Similar problems came up when I tried intuitive seeming searches using the /vegan slashtag. With a very specific intent, maybe that tag might work. 90% of the time, it’s safe to say you’ll be just as frustrated as you would be using Google.

One generous reviewer noted that “Slashtags aren’t perfect“. In my opinion, they don’t really work as billed, and might never work intuitively. As a user, when I see the slash /liberal or /local or /review, I think of an attribute, not a simple notation that the web universe will be shrunk to a curated list of websites, however small or large. The state of the semantic web is in shambles, there is no question about that. So it is indeed pie-in-the-sky to expect key attributes of pages (such as “this is a consumer review”) to be widely and universally available for search engines and users. But I get overexcited when I see a slashtag like /funny or /green. I expect it to work magically. Of course, it doesn’t.

Granted, the project is still in Beta and even the individual site searches on the underlying sites are often weak and cluttered until you become a power user. At HomeStars, we quibbled for a couple of years over the best way of treating the fact that 40% or more queries are on a company name, but generic words in company names often overlap with review content, giving the “wrong” rank-order for that user’s intent.
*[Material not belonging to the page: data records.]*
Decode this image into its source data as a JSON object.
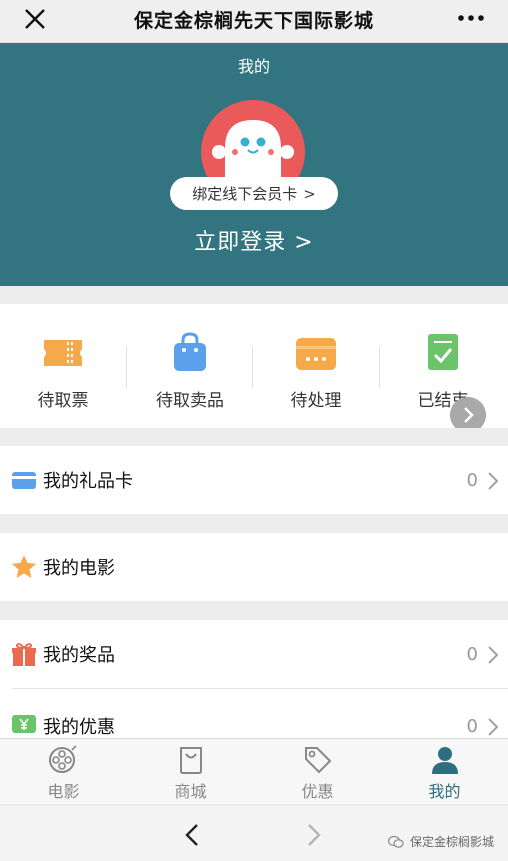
{
  "header": {
    "title": "保定金棕榈先天下国际影城",
    "close_icon": "close-icon",
    "more_icon": "more-dots-icon"
  },
  "profile": {
    "title": "我的",
    "bind_card": "绑定线下会员卡",
    "bind_card_chevron": ">",
    "login": "立即登录 >",
    "bg_color": "#327580",
    "avatar_color": "#ea5a5a"
  },
  "orders": [
    {
      "label": "待取票",
      "icon": "ticket-icon",
      "color": "#f5a94a"
    },
    {
      "label": "待取卖品",
      "icon": "shopping-bag-icon",
      "color": "#5aa0ea"
    },
    {
      "label": "待处理",
      "icon": "card-pending-icon",
      "color": "#f5a94a"
    },
    {
      "label": "已结束",
      "icon": "checklist-icon",
      "color": "#6cc46a"
    }
  ],
  "menu": {
    "gift_card": {
      "label": "我的礼品卡",
      "count": "0",
      "icon": "credit-card-icon"
    },
    "movies": {
      "label": "我的电影",
      "icon": "star-icon"
    },
    "prizes": {
      "label": "我的奖品",
      "count": "0",
      "icon": "gift-icon"
    },
    "coupons": {
      "label": "我的优惠",
      "count": "0",
      "icon": "yen-coupon-icon"
    }
  },
  "tabbar": [
    {
      "label": "电影",
      "icon": "film-reel-icon",
      "active": false
    },
    {
      "label": "商城",
      "icon": "shopping-bag-icon",
      "active": false
    },
    {
      "label": "优惠",
      "icon": "tag-icon",
      "active": false
    },
    {
      "label": "我的",
      "icon": "user-icon",
      "active": true
    }
  ],
  "navbar": {
    "watermark": "保定金棕榈影城",
    "back_icon": "back-arrow-icon",
    "forward_icon": "forward-arrow-icon"
  }
}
Those are solvable problems to an extent, so with more curation, more tweaking, more feedback on the beta, etc., Blekko can maybe solve many of these problems.
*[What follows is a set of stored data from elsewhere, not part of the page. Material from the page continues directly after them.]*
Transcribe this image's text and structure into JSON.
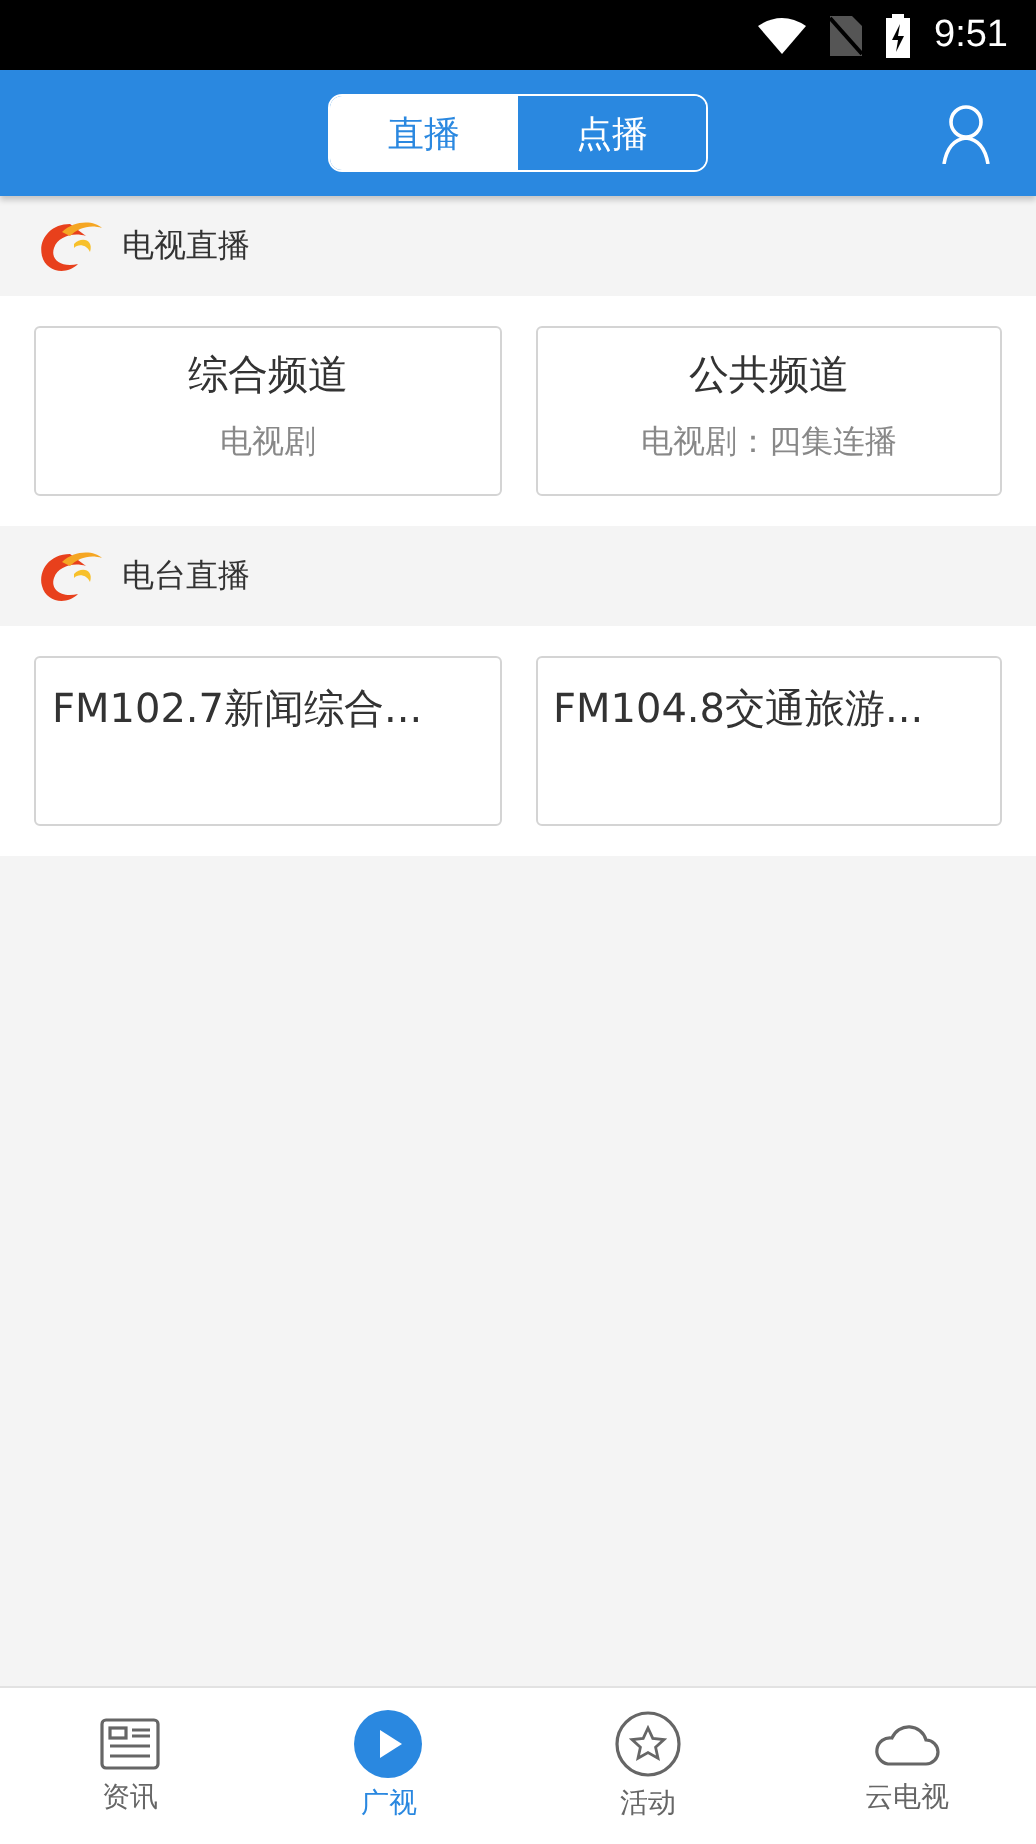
{
  "status_bar": {
    "time": "9:51"
  },
  "header": {
    "segments": [
      {
        "label": "直播",
        "selected": true
      },
      {
        "label": "点播",
        "selected": false
      }
    ]
  },
  "sections": [
    {
      "title": "电视直播",
      "cards": [
        {
          "title": "综合频道",
          "subtitle": "电视剧"
        },
        {
          "title": "公共频道",
          "subtitle": "电视剧：四集连播"
        }
      ]
    },
    {
      "title": "电台直播",
      "cards": [
        {
          "title": "FM102.7新闻综合..."
        },
        {
          "title": "FM104.8交通旅游..."
        }
      ]
    }
  ],
  "bottom_nav": [
    {
      "label": "资讯",
      "selected": false
    },
    {
      "label": "广视",
      "selected": true
    },
    {
      "label": "活动",
      "selected": false
    },
    {
      "label": "云电视",
      "selected": false
    }
  ]
}
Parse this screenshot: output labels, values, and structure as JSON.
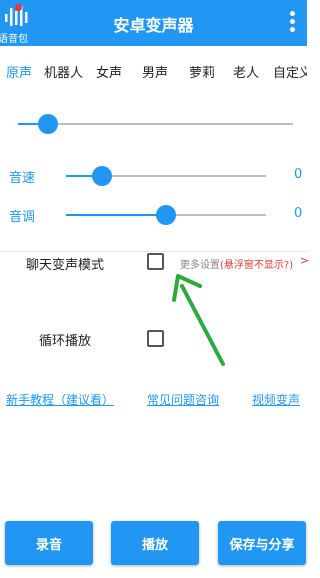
{
  "header": {
    "title": "安卓变声器",
    "logo_text": "语音包",
    "background_color": "#2196F3"
  },
  "tabs": [
    {
      "label": "原声",
      "active": true
    },
    {
      "label": "机器人",
      "active": false
    },
    {
      "label": "女声",
      "active": false
    },
    {
      "label": "男声",
      "active": false
    },
    {
      "label": "萝莉",
      "active": false
    },
    {
      "label": "老人",
      "active": false
    },
    {
      "label": "自定义",
      "active": false
    }
  ],
  "sliders": {
    "main": {
      "value_fraction": 0.11
    },
    "speed": {
      "label": "音速",
      "value": "0",
      "value_fraction": 0.18
    },
    "pitch": {
      "label": "音调",
      "value": "0",
      "value_fraction": 0.5
    }
  },
  "options": {
    "chat_mode": {
      "label": "聊天变声模式",
      "checked": false
    },
    "more_settings_gray": "更多设置",
    "more_settings_red": "(悬浮窗不显示?)",
    "more_settings_arrow": ">",
    "loop": {
      "label": "循环播放",
      "checked": false
    }
  },
  "links": {
    "tutorial": "新手教程（建议看）",
    "faq": "常见问题咨询",
    "video": "视频变声"
  },
  "buttons": {
    "record": "录音",
    "play": "播放",
    "save_share": "保存与分享"
  },
  "colors": {
    "accent": "#2196F3",
    "annotation_arrow": "#2EAA3C",
    "hint_red": "#e53935"
  }
}
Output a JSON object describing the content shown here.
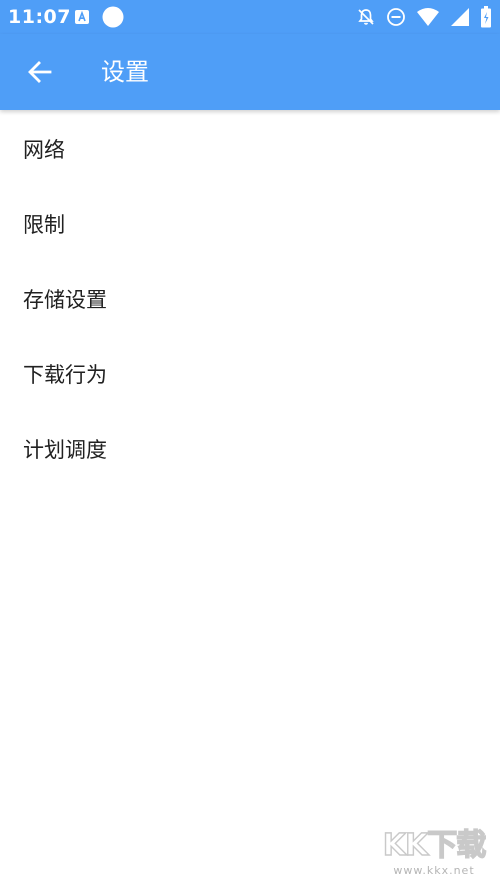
{
  "status_bar": {
    "time": "11:07",
    "icons": [
      "app-notification-icon",
      "circle-dot-icon",
      "notifications-off-icon",
      "do-not-disturb-icon",
      "wifi-icon",
      "signal-icon",
      "battery-icon"
    ]
  },
  "app_bar": {
    "back_icon": "arrow-left-icon",
    "title": "设置"
  },
  "settings": {
    "items": [
      {
        "label": "网络"
      },
      {
        "label": "限制"
      },
      {
        "label": "存储设置"
      },
      {
        "label": "下载行为"
      },
      {
        "label": "计划调度"
      }
    ]
  },
  "watermark": {
    "logo_text": "KK下载",
    "url": "www.kkx.net"
  },
  "colors": {
    "primary": "#4f9ef7",
    "text": "#212121",
    "background": "#ffffff"
  }
}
I definitely empathize with the challenge, having been involved in a site that fails often even just making the search and navigational experience work for a narrow subset of users. Novices come and go who think they can write code that will “fix” search and make it “work”. It does work, for 0.5% of users. Then it breaks for the other 99.5%. Everyone has opinions about rank-order, and pretty much everything else to do with search. You don’t “solve” it with a couple of pointers as it’s incredibly complex and subjective.
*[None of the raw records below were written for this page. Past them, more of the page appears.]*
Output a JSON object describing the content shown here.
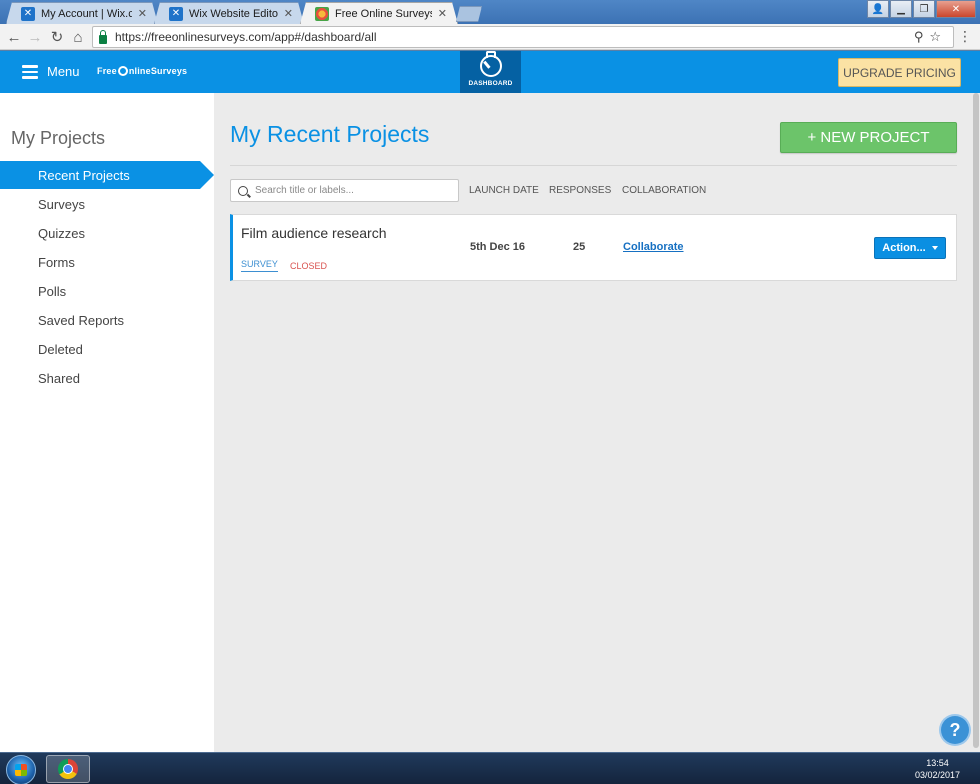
{
  "browser": {
    "tabs": [
      {
        "label": "My Account | Wix.com",
        "active": false
      },
      {
        "label": "Wix Website Editor",
        "active": false
      },
      {
        "label": "Free Online Surveys",
        "active": true
      }
    ],
    "url": "https://freeonlinesurveys.com/app#/dashboard/all"
  },
  "header": {
    "menu_label": "Menu",
    "brand_prefix": "Free",
    "brand_suffix": "nlineSurveys",
    "dashboard_label": "DASHBOARD",
    "upgrade_label": "UPGRADE PRICING"
  },
  "sidebar": {
    "title": "My Projects",
    "items": [
      {
        "label": "Recent Projects",
        "active": true
      },
      {
        "label": "Surveys"
      },
      {
        "label": "Quizzes"
      },
      {
        "label": "Forms"
      },
      {
        "label": "Polls"
      },
      {
        "label": "Saved Reports"
      },
      {
        "label": "Deleted"
      },
      {
        "label": "Shared"
      }
    ]
  },
  "main": {
    "title": "My Recent Projects",
    "new_project_label": "+ NEW PROJECT",
    "search_placeholder": "Search title or labels...",
    "columns": [
      "LAUNCH DATE",
      "RESPONSES",
      "COLLABORATION"
    ],
    "projects": [
      {
        "name": "Film audience research",
        "type": "SURVEY",
        "status": "CLOSED",
        "launch_date": "5th Dec 16",
        "responses": "25",
        "collaboration": "Collaborate",
        "action_label": "Action..."
      }
    ]
  },
  "help": {
    "label": "?"
  },
  "taskbar": {
    "time": "13:54",
    "date": "03/02/2017"
  },
  "colors": {
    "primary": "#0a91e4",
    "success": "#6cc46a",
    "upgrade": "#fbe2a4",
    "closed": "#d9534f"
  }
}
Ruminating on all of that, it’s clear that Blekko is an enormous idea, not a small idea or a simple feature. As a result, it opens up enormous cans of worms — as it should.

Other (Googly) ways of assessing relevance and quality are going to eventually need to be built into an engine like Blekko, regardless. Google has a light-year’s worth of head start in gathering data about user behavior, click trails and paths, and other signals that help propel one page or site higher than another. Even if you cut out 95% of Google’s index, or 99%, Google’s proprietary data and ranking technologies would be immensely helpful to ranking. Heck, you can use Google site search for your own site and tap into the same technology.

Meanwhile, Google is moving forward to aggregate content and serve up types of content with certain attributes, drawing from qualifying lists of underlying data providers. One such area is user review aggregation. They’re making a botch of it now, and are heavy-handedly trying to funnel users into their own review app. But they’re iterating fast.

In other words, Google is going hard after solving this type of problem in areas where it really matters. Blekko is experimenting with how the problem itself is posed, and where to take it next. And that is bound to be strikingly different in tone and execution than Google’s method.

Rich Skrenta is right. The field of large scale search engines is in desperate need of innovation and genuine competition. Blekko can act as an incubator for better ideas about search, but perhaps just as importantly, different ideas about search.